The remaining AE-induced relaxation in endothelium-denuded (-E) mesenteric arteries implies that AE also acts directly on vascular smooth muscle. A possible mechanism for this might be through interfering with influx of extracellular Ca2+. This was tested by elicited Ca2+-influx by cell depolarization with 80 mM K+ in the presence of increasing Ca2+-concentrations (Fig. 3A). This influx occurs through voltage-operated Ca2+ channels i.e., L-type Ca2+ channels which were blocked by nifedipine. Pre-incubation of mesenteric artery with the highest AE concentration (1000 μg/ml) inhibited the Ca2+-induced contraction: Emax was 38.1 ± 3.7% compared to vessels with AE (100%), p < 0.001 (Fig. 3B).

Fig. 3

(A) Representative records showing CaCl2-induced contraction of mesenteric artery in the absence (control) or presence of A. crassna extract (AE). Isolated endothelium-denuded mesenteric arterial rings were bathed in Ca2+-free high K+-solution (80 mM) containing 10 μM EGTA and contraction evoked by cumulative concentration of CaCl2 was measured. This protocol was then repeated alone (control, n = 4) or in the presence of 10, 100, or 1000 μg/ml AE (n = 7). (B) Concentration-response curves for CaCl2-induced contraction of rat mesenteric artery in the absence (control) or presence of AE. The CaCl2-induced contraction was calculated as percentage of the maximum contraction recorded from the first CaCl2 application and expressed as mean ± SEM. *p < 0.05, ***p < 0.001 compared with control, 10 and 100 μg/ml AE.

However, lower AE concentrations of AE (10, 100 μg/ml), had little influence on CaCl2-induced contraction which still eliciting a substantial relaxant action in PE pre-contracted (-E) vessels. This implies that the direct inhibition of contraction is bimodal, one action at lower AE concentration and the other through L-type Ca2+-channels only at higher AE concentrations.

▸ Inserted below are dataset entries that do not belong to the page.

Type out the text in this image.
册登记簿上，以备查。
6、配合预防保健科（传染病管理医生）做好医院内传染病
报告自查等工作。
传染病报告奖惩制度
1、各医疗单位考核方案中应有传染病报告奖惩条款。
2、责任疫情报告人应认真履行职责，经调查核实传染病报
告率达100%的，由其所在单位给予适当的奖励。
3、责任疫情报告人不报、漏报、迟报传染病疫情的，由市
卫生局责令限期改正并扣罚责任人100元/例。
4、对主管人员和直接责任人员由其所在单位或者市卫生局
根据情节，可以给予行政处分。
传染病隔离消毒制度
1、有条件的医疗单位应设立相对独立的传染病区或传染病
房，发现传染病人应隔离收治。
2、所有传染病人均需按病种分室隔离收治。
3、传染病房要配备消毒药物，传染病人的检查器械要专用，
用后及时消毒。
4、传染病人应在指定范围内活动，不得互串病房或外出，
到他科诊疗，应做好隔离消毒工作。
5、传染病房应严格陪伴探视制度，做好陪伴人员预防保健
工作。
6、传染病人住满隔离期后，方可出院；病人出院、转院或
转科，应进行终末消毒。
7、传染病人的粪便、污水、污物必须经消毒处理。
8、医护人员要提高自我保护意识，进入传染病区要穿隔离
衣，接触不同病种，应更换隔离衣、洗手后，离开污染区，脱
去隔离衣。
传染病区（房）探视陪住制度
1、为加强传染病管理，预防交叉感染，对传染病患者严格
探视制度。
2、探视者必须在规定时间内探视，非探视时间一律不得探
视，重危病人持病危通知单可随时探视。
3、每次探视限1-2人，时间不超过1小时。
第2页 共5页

The other mechanisms might be activation of the soluble guanylyl cyclase/cyclic guanosine monophosphate pathway and smooth muscle K+ channels. Indeed, these mechanisms contribute to mangiferin-induced relaxations in guinea pig isolated trachea.

Cytotoxicity of AE and mangiferin on VSMCs

Cytotoxicity of AE and mangiferin towards rat isolated VSMCs was assessed by the MTT assay. Incubation of isolated VSMCs with either AE (0.1–1000 μg/ml) or mangiferin (0.1–100 μM) for 1 h had no influence on viability of VSMCs (Fig. 4) demonstrating that neither AE nor mangiferin had acute cytotoxicity that might account for their apparent vasodilator actions.

Fig. 4

(A) Cytotoxicity testing of 0.1–1000 μg/ml A. crassna extract (AE) or (B) 0.1–100 μM mangiferin for 1 h on rat isolated vascular smooth muscle cells. Cell viability was determined by MTT assay. All data are expressed as mean ± SEM (n = 5).

Conclusions

This study demonstrated that AE and a major constituent, mangiferin, induced vasodilation in mesenteric artery, partially via endothelium-dependent NO release, and at higher AE concentrations by directly acting on vascular smooth muscle by blocking L-type voltage-operated Ca2+ channels. Neither AE nor mangiferin showed any cytotoxicity on VSMCs. Thus this may clinically translate to beneficial effects on vascular function and treatment of cardiovascular diseases including hypertension, but await further characterization of AE and its other constituents.

Conflicts of interest

All authors declare that they have no conflicts of interest.